There's a smattering of crude humor in Top Five, most of it extremely funny and good-natured. (One homophobic gag hits a sour note.) But its greatest joy comes from watching Dawson and Rock together, mapping out the city on foot and by hired car, claiming it, block by block, as their own. As shot by Manuel Alberto Claro, modern New York—a place where the small mom-'n'-pop stores and restaurants we love seem to be closing by the day—looks strangely and comfortingly timeless. At one point, Andre's bodyguard, played by the delightful J.B. Smoove, warns him sternly about the dangers of the streets even as they stand at Sixth and Greenwich, one of the prettiest, liveliest, whitest intersections of the city.

Dawson and Rock, the central figures in this wily wonderland, are a terrific match: Dawson, her eyes as large and expressive as a doe's, is a screwball Nefertiti. And Rock has barely aged a whit in the past 10 years. He still has the goofy gangliness of a teenager, though his jokes are purely adult in their sharpness. At one point, Andre and his pals wonder aloud if Tupac, had he lived, would be a senator today. Andre offers the suggestion that he might just be “playing the bad, dark-skinned boyfriend in a Tyler Perry movie.”

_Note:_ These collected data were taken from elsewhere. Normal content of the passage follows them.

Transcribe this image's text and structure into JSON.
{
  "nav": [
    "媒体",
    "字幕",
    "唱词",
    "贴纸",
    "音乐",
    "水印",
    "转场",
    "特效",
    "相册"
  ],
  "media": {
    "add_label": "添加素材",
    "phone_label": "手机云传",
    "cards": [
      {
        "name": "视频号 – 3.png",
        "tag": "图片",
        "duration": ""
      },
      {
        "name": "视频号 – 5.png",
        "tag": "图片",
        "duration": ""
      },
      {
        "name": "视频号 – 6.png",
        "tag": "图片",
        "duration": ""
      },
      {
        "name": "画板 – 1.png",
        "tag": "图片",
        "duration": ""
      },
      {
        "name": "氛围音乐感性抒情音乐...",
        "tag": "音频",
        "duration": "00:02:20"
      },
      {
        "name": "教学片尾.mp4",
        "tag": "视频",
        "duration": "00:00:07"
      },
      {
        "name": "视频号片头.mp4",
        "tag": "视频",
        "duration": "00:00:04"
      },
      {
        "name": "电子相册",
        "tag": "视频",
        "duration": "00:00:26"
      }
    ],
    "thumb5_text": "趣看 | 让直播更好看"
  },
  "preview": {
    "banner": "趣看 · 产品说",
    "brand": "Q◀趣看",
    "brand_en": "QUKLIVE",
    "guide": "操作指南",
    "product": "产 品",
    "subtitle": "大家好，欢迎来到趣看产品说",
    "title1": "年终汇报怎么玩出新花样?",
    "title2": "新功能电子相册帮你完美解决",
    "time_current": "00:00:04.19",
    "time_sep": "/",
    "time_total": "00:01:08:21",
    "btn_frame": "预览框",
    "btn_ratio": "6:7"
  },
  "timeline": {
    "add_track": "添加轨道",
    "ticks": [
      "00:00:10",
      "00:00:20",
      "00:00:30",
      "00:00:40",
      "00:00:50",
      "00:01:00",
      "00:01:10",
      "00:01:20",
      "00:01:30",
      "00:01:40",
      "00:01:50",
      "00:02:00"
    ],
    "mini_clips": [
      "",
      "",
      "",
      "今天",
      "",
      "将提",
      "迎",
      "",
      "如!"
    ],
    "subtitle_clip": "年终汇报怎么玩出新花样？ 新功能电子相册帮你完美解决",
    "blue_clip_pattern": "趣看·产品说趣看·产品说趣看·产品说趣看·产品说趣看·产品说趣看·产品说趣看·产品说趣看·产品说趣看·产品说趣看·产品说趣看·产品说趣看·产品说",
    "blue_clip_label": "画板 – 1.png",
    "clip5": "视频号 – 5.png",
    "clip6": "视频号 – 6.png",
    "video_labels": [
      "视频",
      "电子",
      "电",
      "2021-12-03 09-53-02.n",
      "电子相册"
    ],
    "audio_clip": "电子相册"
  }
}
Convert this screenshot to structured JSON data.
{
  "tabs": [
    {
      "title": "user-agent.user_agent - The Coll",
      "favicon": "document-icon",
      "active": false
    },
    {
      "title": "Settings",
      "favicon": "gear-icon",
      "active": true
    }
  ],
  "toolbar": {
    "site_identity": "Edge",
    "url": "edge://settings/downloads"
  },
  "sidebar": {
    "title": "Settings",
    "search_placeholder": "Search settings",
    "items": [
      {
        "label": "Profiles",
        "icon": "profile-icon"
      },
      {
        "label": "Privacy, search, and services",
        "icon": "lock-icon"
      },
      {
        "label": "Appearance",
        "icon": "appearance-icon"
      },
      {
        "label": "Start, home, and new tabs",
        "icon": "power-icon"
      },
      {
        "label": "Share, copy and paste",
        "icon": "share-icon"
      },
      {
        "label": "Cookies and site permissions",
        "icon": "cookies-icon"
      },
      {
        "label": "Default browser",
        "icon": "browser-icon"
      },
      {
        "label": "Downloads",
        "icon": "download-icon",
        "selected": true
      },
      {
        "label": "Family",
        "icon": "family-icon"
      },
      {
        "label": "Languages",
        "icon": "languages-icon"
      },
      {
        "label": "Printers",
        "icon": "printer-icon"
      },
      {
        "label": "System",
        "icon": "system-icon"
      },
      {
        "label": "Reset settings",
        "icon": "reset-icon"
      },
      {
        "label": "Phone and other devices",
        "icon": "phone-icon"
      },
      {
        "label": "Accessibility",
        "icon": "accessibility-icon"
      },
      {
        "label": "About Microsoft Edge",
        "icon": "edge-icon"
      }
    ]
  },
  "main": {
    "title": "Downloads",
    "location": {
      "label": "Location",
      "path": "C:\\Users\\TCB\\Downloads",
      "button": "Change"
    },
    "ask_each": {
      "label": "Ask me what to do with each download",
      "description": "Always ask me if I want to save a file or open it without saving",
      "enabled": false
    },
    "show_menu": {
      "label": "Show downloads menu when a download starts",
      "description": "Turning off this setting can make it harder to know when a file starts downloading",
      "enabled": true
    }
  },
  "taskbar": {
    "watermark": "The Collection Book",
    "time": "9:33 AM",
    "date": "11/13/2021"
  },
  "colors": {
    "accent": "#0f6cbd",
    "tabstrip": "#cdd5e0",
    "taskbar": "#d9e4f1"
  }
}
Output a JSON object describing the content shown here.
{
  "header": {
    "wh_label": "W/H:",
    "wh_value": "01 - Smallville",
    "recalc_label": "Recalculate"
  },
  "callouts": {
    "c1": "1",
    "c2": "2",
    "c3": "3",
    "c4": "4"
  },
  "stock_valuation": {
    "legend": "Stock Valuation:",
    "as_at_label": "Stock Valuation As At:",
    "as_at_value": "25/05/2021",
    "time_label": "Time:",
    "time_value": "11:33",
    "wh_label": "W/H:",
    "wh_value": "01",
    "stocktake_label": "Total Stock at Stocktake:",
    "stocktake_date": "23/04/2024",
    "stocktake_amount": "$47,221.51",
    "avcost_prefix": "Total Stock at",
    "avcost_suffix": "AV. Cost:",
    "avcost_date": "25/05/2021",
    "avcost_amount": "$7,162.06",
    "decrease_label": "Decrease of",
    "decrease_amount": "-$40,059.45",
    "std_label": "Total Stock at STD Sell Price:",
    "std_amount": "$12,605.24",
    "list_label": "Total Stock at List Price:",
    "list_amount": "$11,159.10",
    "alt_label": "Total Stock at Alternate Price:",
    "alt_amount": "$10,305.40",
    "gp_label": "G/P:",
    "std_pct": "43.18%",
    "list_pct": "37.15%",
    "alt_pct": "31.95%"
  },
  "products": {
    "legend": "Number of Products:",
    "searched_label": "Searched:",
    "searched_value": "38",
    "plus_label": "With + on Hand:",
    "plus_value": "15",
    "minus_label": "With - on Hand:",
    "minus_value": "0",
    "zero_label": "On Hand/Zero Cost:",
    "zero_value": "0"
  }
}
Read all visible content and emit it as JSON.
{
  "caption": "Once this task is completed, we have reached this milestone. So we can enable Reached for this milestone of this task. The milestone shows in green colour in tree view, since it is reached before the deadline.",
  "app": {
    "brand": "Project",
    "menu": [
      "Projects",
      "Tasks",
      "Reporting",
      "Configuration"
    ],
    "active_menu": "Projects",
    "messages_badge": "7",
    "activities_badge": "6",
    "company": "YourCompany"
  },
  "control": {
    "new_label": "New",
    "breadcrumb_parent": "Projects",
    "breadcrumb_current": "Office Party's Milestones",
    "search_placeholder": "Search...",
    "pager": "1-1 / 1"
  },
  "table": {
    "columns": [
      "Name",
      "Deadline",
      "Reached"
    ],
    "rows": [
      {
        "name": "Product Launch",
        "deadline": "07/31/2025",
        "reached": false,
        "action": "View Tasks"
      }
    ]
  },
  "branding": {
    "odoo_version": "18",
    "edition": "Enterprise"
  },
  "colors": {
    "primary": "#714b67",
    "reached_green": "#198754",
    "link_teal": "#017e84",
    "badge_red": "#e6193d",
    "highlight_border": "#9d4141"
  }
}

In the world we live in—sometimes remarkable, sometimes so depressing we wonder if it's even worth it to get out of bed—either is possible. Rock knows the truth of that as well as anyone. There are two scenes in Top Five in which Andre is grabbed and beaten by cops—these are brief, fleeting sequences, edited to be fast and funny, and though you may not believe it until you see them, they actually are. Their honesty is cutting. This is Rock saying, “Here's the reality of being a black man in America.” These two scenes, wedged casually into a comedy, are more effective than any earnest, straight-faced statement Rock could make. That his movie is mostly a work of joy makes them even more potent. Sometimes, there's no choice but to laugh till it hurts.